Notably, when we invoke the custom "test" command, the framework invokes the corresponding method in the "CLI_Client" component, which prints out a message ("Invoking Runnable service ..."), then invokes the service (which results to the output of "RunnableProvider says hi!", as it was specified in the second tutorial) and finally it prints out a third line ("Done!").

This means that the invocation of the service was successful, and resulted to the invocation of the "run()" method all the way from the client side, to the service side. Just to make sure that the dynamic binding works, we can try to stop the "ServiceProvider" and run the "test" command again.
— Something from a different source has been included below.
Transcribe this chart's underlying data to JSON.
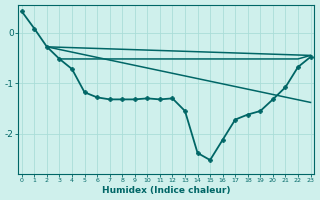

The former causes the unbinding of the "java.lang.Runnable" service from the clients, which results to setting it to null and thus the print-out of the "Testing failed: no Runnable service provider available" message.

Finally, to show how a service provider can serve more than one clients simultaneously, we can try starting the service back again (via the "start 4" command), and then inspect the service:

osgi> start 4

osgi> services (objectClass=java.lang*)
{java.lang.Runnable}={component.name=RunnableProvider, component.id=12, service.id=32}
Registered by bundle: file:RunnableProvider.jar [4]
Bundles using service:
file:RunnableConsumer.jar [5]
file:CLI_Client.jar [6]

In this case, we can observe that the service is registered by the "RunnableProvider" component, and is assigned an ID (32 in this case, might be different in your case). Notably, there are two bundles using the service: the "RunnableConsumer" defined in the previous tutorial and the "CLI_Client" defined in this one.

Homework 4.1: Read section 2.10 (Interacting with the Framework) in the second chapter of Neil Bartlett's book.

Homework 4.2: Write a bundle that periodically checks the contents of a directory in the filesystem. Whenever a new file with the extension ".jar" appears in that directory, print out an appropriate message.